Do NOT, under any circumstances, take more than 400mg a day of tramadol. It has an uncanny knack for lowering the seizure thresh hold, even at low doses, but doses of 400mg or more are more likely to cause seizure, from what I've read. It's a weird synthetic opioid. If you're a "good" metabolizer, it could work well for your pain, but it comes with a whole other set of problems/ withdrawal.
 
Holy Shit, wtf ive had seizures , more than 20 in my life! Omg. There 50mg tramdols! Should i call the dr who prescribed this and let her know im seizure prone? Im not on my neurotin any more! But i am on lamacital, a bipolar/seuizure medication. Will that help prevent seizures?
 
Yes, lamictal helps prevent seizures. That's what it was first prescribed for actually.
 
I'm so sorry for your pain problems. I, too, have suffered from chronic pain due to an illness that I developed in my late teens.

Even though I look very "respectable" I still got "labeled" by a few opiophobic docs for being young and needing opiates.

For years, I suffered through HELL under the care of a neuro. I tried dozens of non-opiate treatments, to no avail. Eventually my neuro precribed meager doses of opiates, but that barely touched my pain. Even though my docs knew my pain was real, for whatever reason they did not want to refer me to a pain doctor.

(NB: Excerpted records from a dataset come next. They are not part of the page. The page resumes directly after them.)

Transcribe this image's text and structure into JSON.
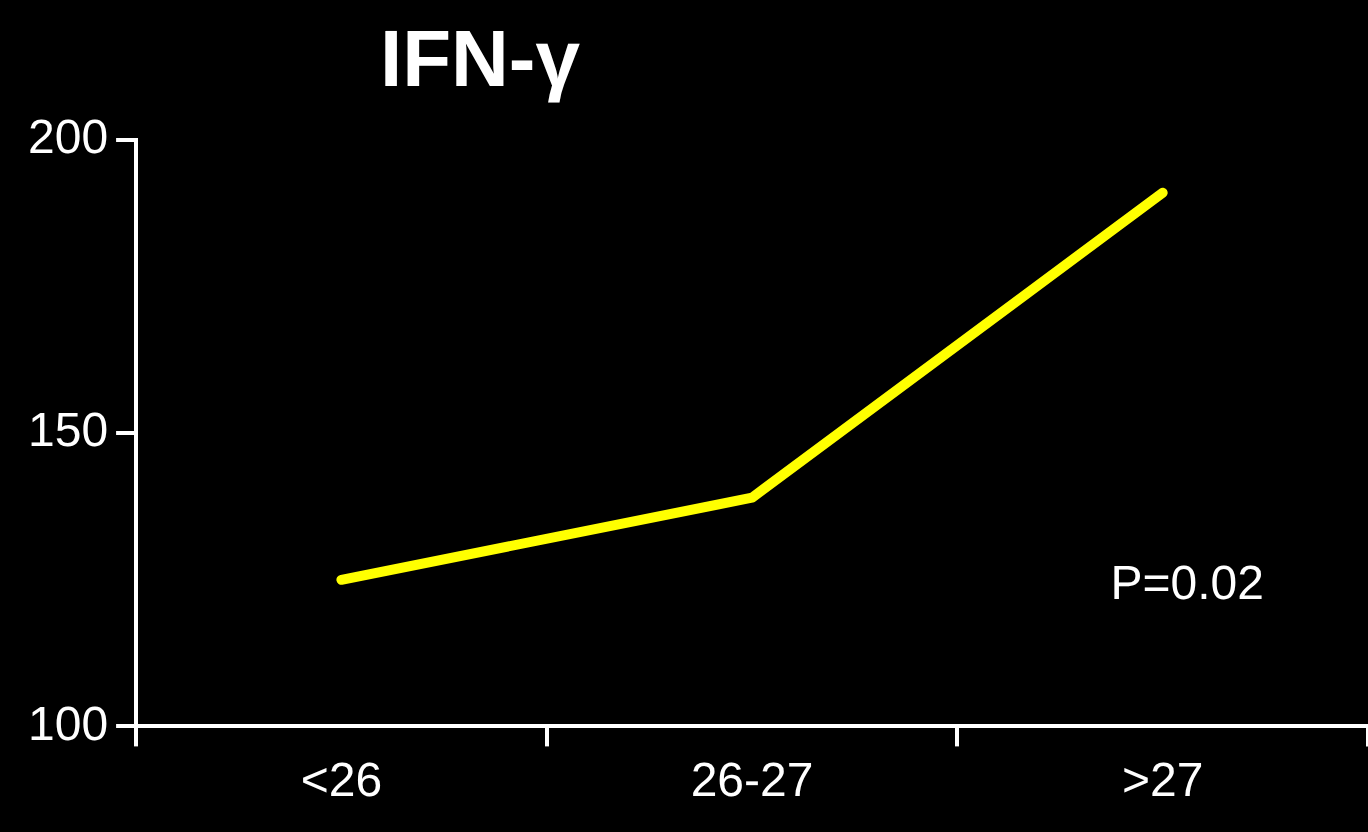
{
  "chart_data": {
    "type": "line",
    "title": "IFN-γ",
    "categories": [
      "<26",
      "26-27",
      ">27"
    ],
    "series": [
      {
        "color": "#ffff00",
        "values": [
          125,
          139,
          191
        ]
      }
    ],
    "ylim": [
      100,
      200
    ],
    "yticks": [
      100,
      150,
      200
    ],
    "grid": false,
    "legend": false,
    "marker": "none",
    "annotations": [
      "P=0.02"
    ]
  }
}
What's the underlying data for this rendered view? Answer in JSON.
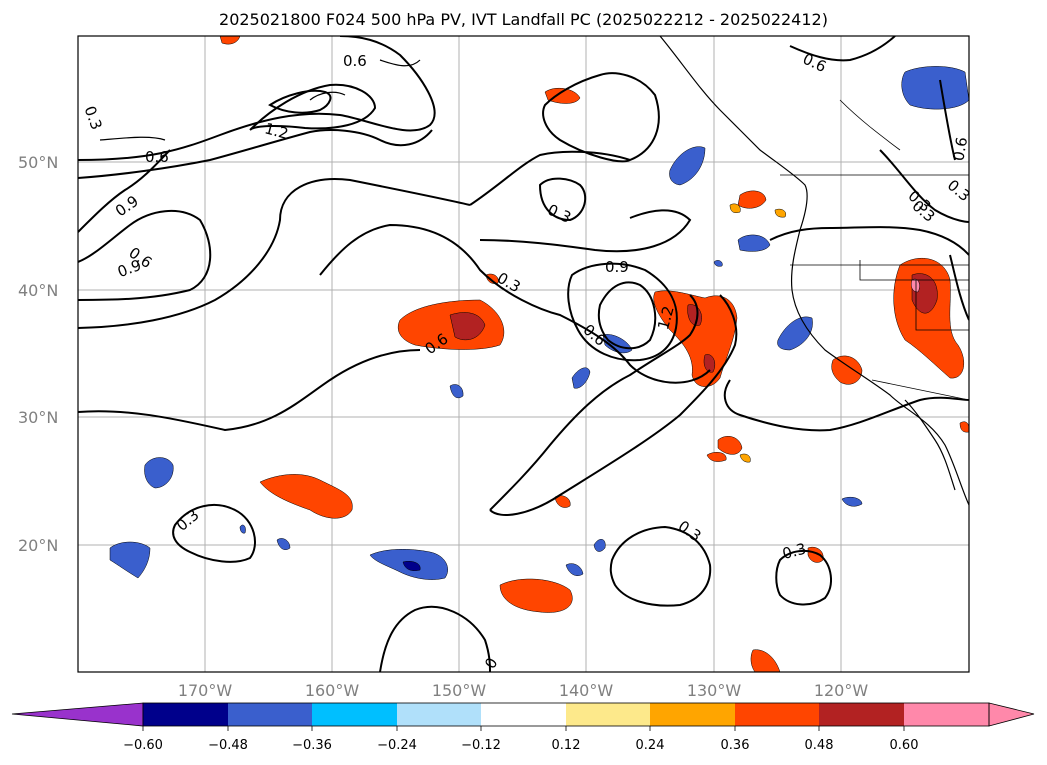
{
  "title": "2025021800 F024 500 hPa PV, IVT Landfall PC (2025022212 - 2025022412)",
  "map": {
    "lat_labels": [
      "50°N",
      "40°N",
      "30°N",
      "20°N"
    ],
    "lon_labels": [
      "170°W",
      "160°W",
      "150°W",
      "140°W",
      "130°W",
      "120°W"
    ],
    "contour_labels": [
      "0.3",
      "0.6",
      "1.2",
      "0.6",
      "0.9",
      "0.6",
      "0.9",
      "0.3",
      "0.9",
      "0.3",
      "1.2",
      "0.6",
      "0.6",
      "0.3",
      "0.3",
      "0.3",
      "0.3",
      "0.6",
      "0.6",
      "0.3",
      "0.3",
      "0"
    ],
    "colors": {
      "positive": [
        "#fde98b",
        "#ffa500",
        "#ff4500",
        "#b22222",
        "#ff88aa"
      ],
      "negative": [
        "#b0e0fa",
        "#00bfff",
        "#3a5fcd",
        "#00008b",
        "#9932cc"
      ]
    }
  },
  "colorbar": {
    "tick_labels": [
      "−0.60",
      "−0.48",
      "−0.36",
      "−0.24",
      "−0.12",
      "0.12",
      "0.24",
      "0.36",
      "0.48",
      "0.60"
    ],
    "colors": [
      "#9932cc",
      "#00008b",
      "#3a5fcd",
      "#00bfff",
      "#b0e0fa",
      "#ffffff",
      "#fde98b",
      "#ffa500",
      "#ff4500",
      "#b22222",
      "#ff88aa"
    ]
  }
}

I can relate to your problem with your doc's receptionist. Even though I'd been a patient of my neuro for 15 years, my neuro's nurse suddenly developed an "attitude" about my meager opiate use. My own neuro was on vacation, and the neuro who was covering for him wanted to cut off my pain meds, even though he'd never even met me. When I asked the nurse, "What am I supposed to do about the pain?" she had no sympathy, despite the fact that she'd known me for 10 years and was familiar with my severe chronic pain condition. Unless people have experienced chronic pain first-hand, they can be very clueless and insensitive. I later learned that the nurse knew NOTHING about pain management.

I finally got in to see a pain doc, and my life improved a thousand-fold. I guess I got lucky: My neuro faxed over my records right away and I was able to see the pain doc within a week of calling him. I even got meds on my first visit, probably because my pain doc and neuro knew each other. Also, I had TONS of documentation in my medical records.

Good luck with your visit to the pain doc. I hope you find a caring and empathetic doctor who will give you a "second chance". I didn't read your post about your legal problems, but I do understand about being extremely desperate for pain meds due to chronic pain. If I hadn't gotten in to see the pain doc, I don't know what I would have done.

I agree that you should withdraw from the Percocet prior to seeing the pain doc, because they will test you. Also, avoid illegal drugs, because they will test you for that, too. Best of luck to you.